遥は窓際の椅子に腰を下ろし、淡い光に揺れるカーテンをぼんやりと見つめていた。
ノックの音がしたのは、そのときだった。
返事をすると、扉が少しだけ開く。
覗いた顔は、まだ幼さの残る中学生のものだった。
「……ここ、話してもいいところ、ですよね」
か細い声だった。遥はうなずき、向かいの椅子を軽く指さす。
少年はスマートフォンを両手で握りしめたまま、遠慮がちに腰を下ろした。
「グループLINEの中で……みんなが話してるとき、自分だけ何も言えないんです」
言葉を紡ぎながら、彼は視線を落とした。
机の木目をなぞる指が、かすかに震えている。
「何か言おうとすると、変なこと言いそうで……。
既読がついても、誰も反応してくれなかったらどうしようって。
だから、何も言えなくなって。

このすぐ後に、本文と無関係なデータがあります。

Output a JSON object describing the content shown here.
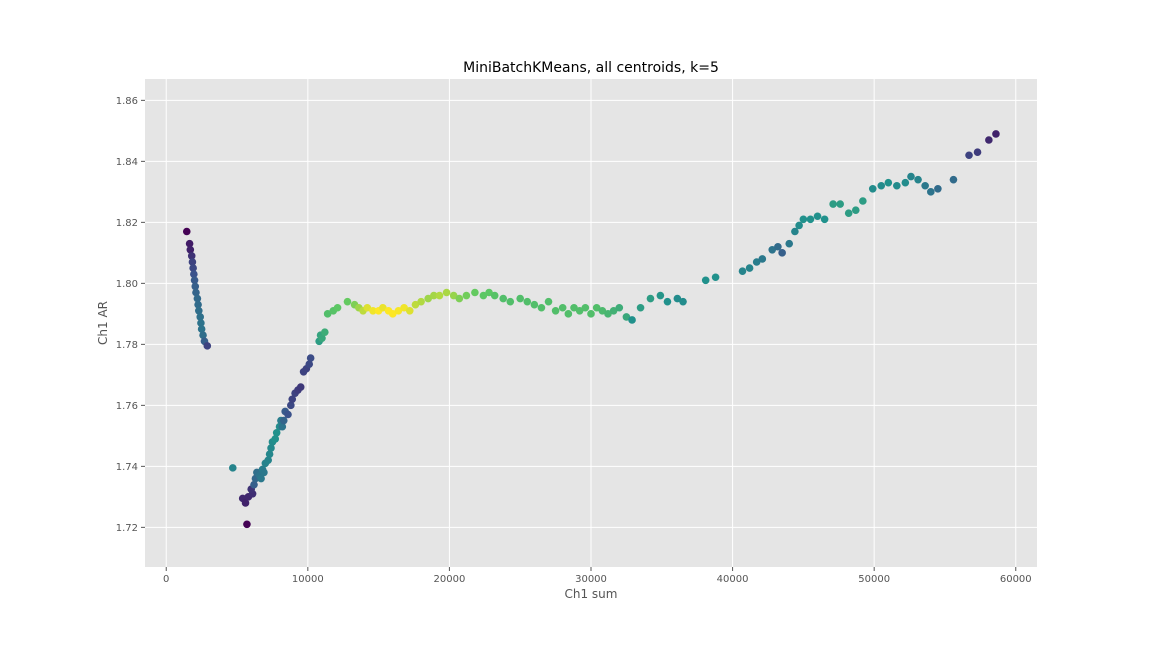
{
  "chart_data": {
    "type": "scatter",
    "title": "MiniBatchKMeans, all centroids, k=5",
    "xlabel": "Ch1 sum",
    "ylabel": "Ch1 AR",
    "xlim": [
      -1500,
      61500
    ],
    "ylim": [
      1.707,
      1.867
    ],
    "xticks": [
      0,
      10000,
      20000,
      30000,
      40000,
      50000,
      60000
    ],
    "yticks": [
      1.72,
      1.74,
      1.76,
      1.78,
      1.8,
      1.82,
      1.84,
      1.86
    ],
    "ytick_labels": [
      "1.72",
      "1.74",
      "1.76",
      "1.78",
      "1.80",
      "1.82",
      "1.84",
      "1.86"
    ],
    "grid": true,
    "colormap": "viridis",
    "background": "#e5e5e5",
    "points": [
      [
        1450,
        1.817,
        0.0
      ],
      [
        1650,
        1.813,
        0.08
      ],
      [
        1700,
        1.811,
        0.1
      ],
      [
        1800,
        1.809,
        0.15
      ],
      [
        1850,
        1.807,
        0.2
      ],
      [
        1900,
        1.805,
        0.22
      ],
      [
        1950,
        1.803,
        0.25
      ],
      [
        2000,
        1.801,
        0.28
      ],
      [
        2050,
        1.799,
        0.3
      ],
      [
        2100,
        1.797,
        0.32
      ],
      [
        2200,
        1.795,
        0.34
      ],
      [
        2250,
        1.793,
        0.35
      ],
      [
        2300,
        1.791,
        0.36
      ],
      [
        2400,
        1.789,
        0.37
      ],
      [
        2450,
        1.787,
        0.38
      ],
      [
        2500,
        1.785,
        0.38
      ],
      [
        2600,
        1.783,
        0.36
      ],
      [
        2700,
        1.781,
        0.3
      ],
      [
        2900,
        1.7795,
        0.2
      ],
      [
        4700,
        1.7395,
        0.45
      ],
      [
        5400,
        1.7295,
        0.12
      ],
      [
        5600,
        1.728,
        0.1
      ],
      [
        5800,
        1.73,
        0.12
      ],
      [
        5700,
        1.721,
        0.0
      ],
      [
        6100,
        1.731,
        0.14
      ],
      [
        6000,
        1.7325,
        0.15
      ],
      [
        6200,
        1.734,
        0.3
      ],
      [
        6300,
        1.736,
        0.33
      ],
      [
        6400,
        1.738,
        0.36
      ],
      [
        6600,
        1.737,
        0.38
      ],
      [
        6700,
        1.736,
        0.4
      ],
      [
        6800,
        1.739,
        0.42
      ],
      [
        6900,
        1.738,
        0.4
      ],
      [
        7000,
        1.741,
        0.44
      ],
      [
        7200,
        1.742,
        0.45
      ],
      [
        7300,
        1.744,
        0.46
      ],
      [
        7400,
        1.746,
        0.47
      ],
      [
        7500,
        1.748,
        0.48
      ],
      [
        7700,
        1.749,
        0.5
      ],
      [
        7800,
        1.751,
        0.5
      ],
      [
        8000,
        1.753,
        0.48
      ],
      [
        8100,
        1.755,
        0.42
      ],
      [
        8200,
        1.753,
        0.38
      ],
      [
        8300,
        1.755,
        0.32
      ],
      [
        8400,
        1.758,
        0.28
      ],
      [
        8600,
        1.757,
        0.25
      ],
      [
        8800,
        1.76,
        0.22
      ],
      [
        8900,
        1.762,
        0.2
      ],
      [
        9100,
        1.764,
        0.2
      ],
      [
        9300,
        1.765,
        0.18
      ],
      [
        9500,
        1.766,
        0.17
      ],
      [
        9700,
        1.771,
        0.2
      ],
      [
        9900,
        1.772,
        0.2
      ],
      [
        10100,
        1.7735,
        0.22
      ],
      [
        10200,
        1.7755,
        0.23
      ],
      [
        10800,
        1.781,
        0.55
      ],
      [
        10900,
        1.783,
        0.58
      ],
      [
        11000,
        1.782,
        0.6
      ],
      [
        11200,
        1.784,
        0.62
      ],
      [
        11400,
        1.79,
        0.7
      ],
      [
        11800,
        1.791,
        0.72
      ],
      [
        12100,
        1.792,
        0.74
      ],
      [
        12800,
        1.794,
        0.76
      ],
      [
        13300,
        1.793,
        0.8
      ],
      [
        13600,
        1.792,
        0.85
      ],
      [
        13900,
        1.791,
        0.9
      ],
      [
        14200,
        1.792,
        0.95
      ],
      [
        14600,
        1.791,
        0.98
      ],
      [
        15000,
        1.791,
        1.0
      ],
      [
        15300,
        1.792,
        0.97
      ],
      [
        15700,
        1.791,
        1.0
      ],
      [
        16000,
        1.79,
        1.0
      ],
      [
        16400,
        1.791,
        0.99
      ],
      [
        16800,
        1.792,
        0.98
      ],
      [
        17200,
        1.791,
        0.95
      ],
      [
        17600,
        1.793,
        0.9
      ],
      [
        18000,
        1.794,
        0.88
      ],
      [
        18500,
        1.795,
        0.85
      ],
      [
        18900,
        1.796,
        0.86
      ],
      [
        19300,
        1.796,
        0.88
      ],
      [
        19800,
        1.797,
        0.87
      ],
      [
        20300,
        1.796,
        0.84
      ],
      [
        20700,
        1.795,
        0.8
      ],
      [
        21200,
        1.796,
        0.78
      ],
      [
        21800,
        1.797,
        0.76
      ],
      [
        22400,
        1.796,
        0.74
      ],
      [
        22800,
        1.797,
        0.74
      ],
      [
        23200,
        1.796,
        0.72
      ],
      [
        23800,
        1.795,
        0.7
      ],
      [
        24300,
        1.794,
        0.7
      ],
      [
        25000,
        1.795,
        0.7
      ],
      [
        25500,
        1.794,
        0.7
      ],
      [
        26000,
        1.793,
        0.7
      ],
      [
        26500,
        1.792,
        0.7
      ],
      [
        27000,
        1.794,
        0.7
      ],
      [
        27500,
        1.791,
        0.7
      ],
      [
        28000,
        1.792,
        0.7
      ],
      [
        28400,
        1.79,
        0.7
      ],
      [
        28800,
        1.792,
        0.7
      ],
      [
        29200,
        1.791,
        0.7
      ],
      [
        29600,
        1.792,
        0.7
      ],
      [
        30000,
        1.79,
        0.7
      ],
      [
        30400,
        1.792,
        0.7
      ],
      [
        30800,
        1.791,
        0.68
      ],
      [
        31200,
        1.79,
        0.66
      ],
      [
        31600,
        1.791,
        0.64
      ],
      [
        32000,
        1.792,
        0.62
      ],
      [
        32500,
        1.789,
        0.6
      ],
      [
        32900,
        1.788,
        0.5
      ],
      [
        33500,
        1.792,
        0.55
      ],
      [
        34200,
        1.795,
        0.55
      ],
      [
        34900,
        1.796,
        0.52
      ],
      [
        35400,
        1.794,
        0.5
      ],
      [
        36100,
        1.795,
        0.48
      ],
      [
        36500,
        1.794,
        0.48
      ],
      [
        38100,
        1.801,
        0.5
      ],
      [
        38800,
        1.802,
        0.5
      ],
      [
        40700,
        1.804,
        0.45
      ],
      [
        41200,
        1.805,
        0.45
      ],
      [
        41700,
        1.807,
        0.42
      ],
      [
        42100,
        1.808,
        0.4
      ],
      [
        42800,
        1.811,
        0.38
      ],
      [
        43200,
        1.812,
        0.35
      ],
      [
        43500,
        1.81,
        0.3
      ],
      [
        44000,
        1.813,
        0.4
      ],
      [
        44400,
        1.817,
        0.45
      ],
      [
        44700,
        1.819,
        0.48
      ],
      [
        45000,
        1.821,
        0.5
      ],
      [
        45500,
        1.821,
        0.5
      ],
      [
        46000,
        1.822,
        0.5
      ],
      [
        46500,
        1.821,
        0.5
      ],
      [
        47100,
        1.826,
        0.55
      ],
      [
        47600,
        1.826,
        0.55
      ],
      [
        48200,
        1.823,
        0.55
      ],
      [
        48700,
        1.824,
        0.55
      ],
      [
        49200,
        1.827,
        0.55
      ],
      [
        49900,
        1.831,
        0.48
      ],
      [
        50500,
        1.832,
        0.48
      ],
      [
        51000,
        1.833,
        0.5
      ],
      [
        51600,
        1.832,
        0.48
      ],
      [
        52200,
        1.833,
        0.48
      ],
      [
        52600,
        1.835,
        0.45
      ],
      [
        53100,
        1.834,
        0.45
      ],
      [
        53600,
        1.832,
        0.4
      ],
      [
        54000,
        1.83,
        0.38
      ],
      [
        54500,
        1.831,
        0.35
      ],
      [
        55600,
        1.834,
        0.35
      ],
      [
        56700,
        1.842,
        0.2
      ],
      [
        57300,
        1.843,
        0.18
      ],
      [
        58100,
        1.847,
        0.12
      ],
      [
        58600,
        1.849,
        0.1
      ]
    ]
  }
}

いつのまにか、ただ見てるだけになりました」
その声には、疲労の膜のようなものが張りついていた。
遥は静かに聞いていた。言葉を挟まず、ただ、呼吸のリズムを合わせるようにして。
「返さなきゃって思うのに、指が動かないんです。
“おはよう”って言葉を打つだけでも、心臓が速くなる。
それで結局、何も言えなくて……。既読が増えるたび、置いていかれる気がして」
少年は苦笑した。
笑っているのに、瞳の奥には涙の色がにじんでいる。
「みんなが笑ってるスタンプとか送ってるのに、自分が入ると空気が変わる気がして。
だからって、グループを抜ける勇気もなくて。抜けたら本当に終わる気がして……」
部屋の時計の秒針が、淡々と時間を刻んでいた。
その音だけが、ふたりの沈黙の隙間を埋めている。
やがて、遥は小さく息を吐いた。
それはため息というより、呼吸の再開のようだった。
「……無理をしてまで、そこにいなくてもいいと思う」
少年は顔を上げた。驚いたように瞬きをする。
「無理して笑う場所は、居場所にはならない。
でも、ひとりになりたくない気持ちも、分かる。
だから……“抜ける”でも“残る”でもなく、まずは“距離を取る”でもいいんじゃない?」
「距離……ですか」
「スマホを閉じる時間を、自分で決めてみる。
その間は誰の声も見ないで、自分の呼吸だけを感じる。
そうして、ほんの少しでも“楽になれる”なら、それはもう立派な選択だよ」
遥の声は、どこまでも静かだった。
優しさというより、痛みを知っている人の静けさ。
「でも……みんなに置いてかれるのが、怖いです」
少年の声は震えていた。
遥はしばらく考えるように目を伏せ、それからゆっくり言った。
「“みんな”って、本当はそんなに多くない。
本当にお前を見てくれる人は、きっとひと握りだけ。
そのひと握りが見つかれば、あとの沈黙は怖くなくなる」
少年は、手の中のスマホを見つめた。
画面の光が、彼の指先を淡く照らしている。
その光の中で、何かが少しだけほどけたように見えた。
「……少し、休んでみます」
その言葉を残して、少年は立ち上がった。
扉が閉まると、部屋には再び静けさが戻る。
遥は残された紅茶を見つめながら、窓の外に目をやった。
街のざわめきは遠く、空はどこまでも透明だった。
それでも、その透明の中に、確かに誰かの息づかいが残っているような気がした。